Мать ответила: «Надо же объявление набирать: у кого есть телеги, чтобы сдавали немцам». Но шла с неохотой. Как чувствовала. И когда они все пришли на работу, то их сразу арестовали.
Наступил вечер. Мы ждали маму. Сидим, плачем. Бабушка кушать заставляет, а мы ревем с сестренкой. Бабушка утешала: «Не плачьте, завтра пойдем маму искать».
Утром, помню, топится печка. И вдруг приходит Богданова. Тоже диалог запомнился на всю жизнь.
«Тоня дома?» – «Нет. А твой дома?» – «Нет» – «Как нет?! А я думала, что она у вас задержалась». Пошли тогда к Нечаевым. Бабушка трубу закрыла, мы пошли через речку в Рябики. С Нечаевой жили ее сын и племянник. Сын и говорит: «Не знаю.
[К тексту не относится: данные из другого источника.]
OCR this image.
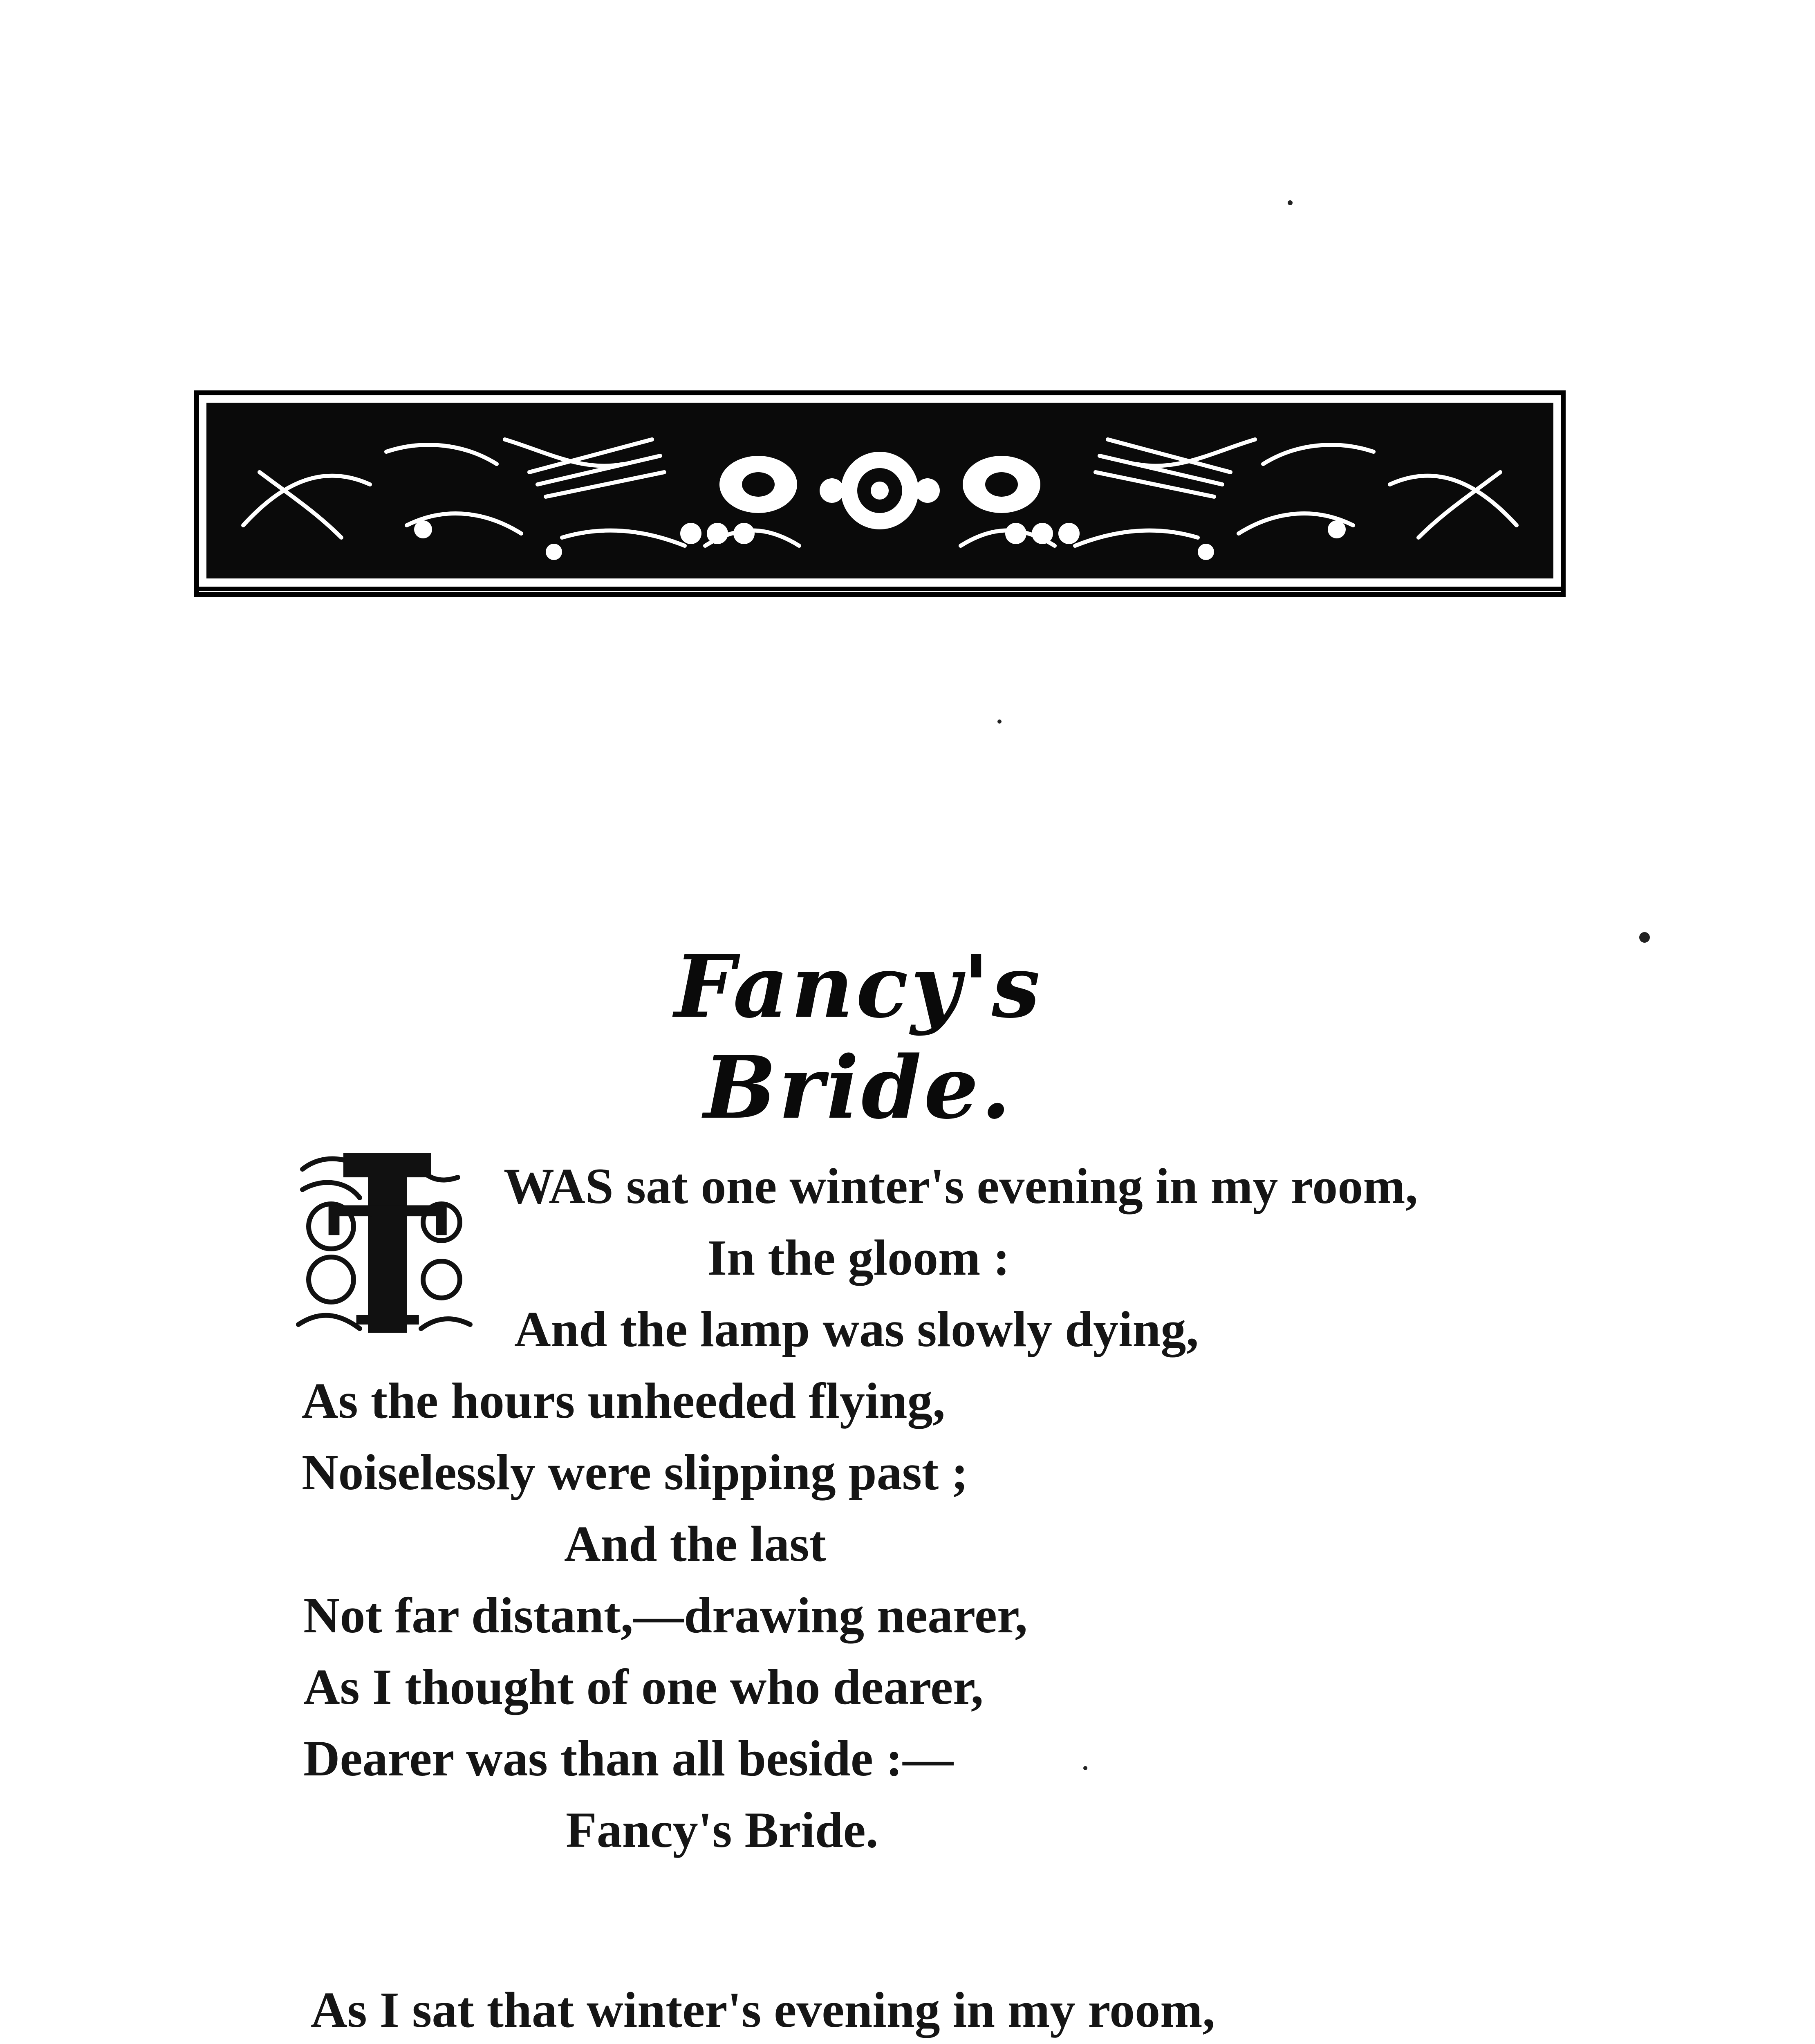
Fancy's Bride.
T WAS sat one winter's evening in my room,
In the gloom :
And the lamp was slowly dying,
As the hours unheeded flying,
Noiselessly were slipping past ;
And the last
Not far distant,—drawing nearer,
As I thought of one who dearer,
Dearer was than all beside :—
Fancy's Bride.
As I sat that winter's evening in my room,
Чего-то мама вчера домой не пришла». Мы пошли дальше.
Там, где сейчас стоит памятник Матросову, раньше стояла церковь, а пониже к речке – здание милиции. Рядом жил Егор Колпаков с женой и с дочкой. Мы подошли, жена говорит: «И мой не пришел». Куда идти? Больше некуда.
Мы идем с бабушкой по теперь Пионерской улице. Гостини-ца «Москва», а рядом здание двухэтажное. И вот когда мы оказались между этими зданиями, двор-то один, вдруг слышим крик: «Мама!». Мы остановились, знаем же мамин голос.
Тут выходит немец-переводчик. Подозвал нас, мы подошли. Он отдал нам мамины карточки и сколько-то денег. Спрашиваем: «Что с ними?» Ответил: «Они сейчас под следствием». Расплакались мы, отправились домой.
Через какое-то время полицаи пришли. Простыни забрали, по-том еще что-то. В хлеве штыками все искололи.
Носили передачи в тюрьму гестапо. Бабушка солила красные помидоры, и они стояли в подвале. Вот набрала помидоров, испекла хлеб и сунула записку маме.
А однажды пришла женщина к нам после бабушкиной передачи и принесла от мамы две записки. Одна большая, с тетрадный лист, и другая – половинка листа.
Нам написано было: «Милые крошки. Слушайтесь бабушку. Я скоро приду». Я все думала тогда: вот дверь откроется и мама зайдет. А бабушке, что мама писала, не знаю.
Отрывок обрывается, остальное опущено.